G20 Shows Signs of Global Cooperation on Crypto, Taxes
G20 leaders backed a declaration that has implications for cross-border crypto rules.
Leaders of the Group of 20 nations agreed to give global tax authorities greater insight into cryptocurrency transactions, a sign of emerging international cooperation on crypto—even if it takes years to implement.
Rules covering crypto were included in a wide-ranging declaration backed by leaders at the G20 summit in India over the weekend, though—as investors should be used to by now—it may be four years before meaningful crypto tax reforms take effect. Nevertheless, consensus on tracking crypto globally could eventually put an end to the days of using crypto to dodge taxes.
“We continue to closely monitor the risks of the fast-paced developments in the crypto-asset ecosystem,” the G20 declaration read, backing the Financial Stability Board’s latest high-level recommendations for the regulation, supervision, and oversight of crypto markets and stablecoins.

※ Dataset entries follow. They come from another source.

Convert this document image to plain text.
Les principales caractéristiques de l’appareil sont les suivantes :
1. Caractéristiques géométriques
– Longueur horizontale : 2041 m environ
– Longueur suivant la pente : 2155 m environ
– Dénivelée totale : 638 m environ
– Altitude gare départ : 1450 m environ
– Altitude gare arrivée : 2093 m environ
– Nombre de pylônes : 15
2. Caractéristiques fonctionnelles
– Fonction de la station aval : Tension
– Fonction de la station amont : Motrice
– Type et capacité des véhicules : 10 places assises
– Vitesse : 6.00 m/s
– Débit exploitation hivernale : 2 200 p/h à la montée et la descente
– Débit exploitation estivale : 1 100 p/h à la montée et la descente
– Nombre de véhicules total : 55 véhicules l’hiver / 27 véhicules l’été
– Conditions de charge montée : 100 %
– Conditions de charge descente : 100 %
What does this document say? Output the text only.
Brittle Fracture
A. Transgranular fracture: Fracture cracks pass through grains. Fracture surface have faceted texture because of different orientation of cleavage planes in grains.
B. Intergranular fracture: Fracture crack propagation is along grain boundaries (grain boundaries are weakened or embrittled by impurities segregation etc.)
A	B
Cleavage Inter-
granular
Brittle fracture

Recommendations made in July by the FSB—a G20 body that monitors the financial system—include crypto platforms segregating client funds, separating business functions to avoid conflicts of interest, and regulating stablecoin issuers like banks.
The G20 declaration called for the swift implementation of measures suggested last year by the Organization for Economic Cooperation and Development. That includes the Crypto Asset Reporting Framework, or CARF, which has measures for global tax authorities to share information on crypto transactions between exchanges and wallets in a bid for more holistic tax coverage of digital assets.
The G20 tasked the Global Forum on Transparency and Exchange of Information for Tax Purposes “to identify an appropriate and coordinated timeline to commence exchanges,” noting the aspiration to start CARF crypto tax exchanges by 2027.
While global crypto rules remain nebulous and slow to form, the ability of the G20 to reach consensus on frameworks is an encouraging sign that regulatory progress is possible. While the European Union earlier this year passed sweeping new crypto regulations, progress remains slow in the U.S., where it increasingly looks like Congress won’t pass crypto laws this year.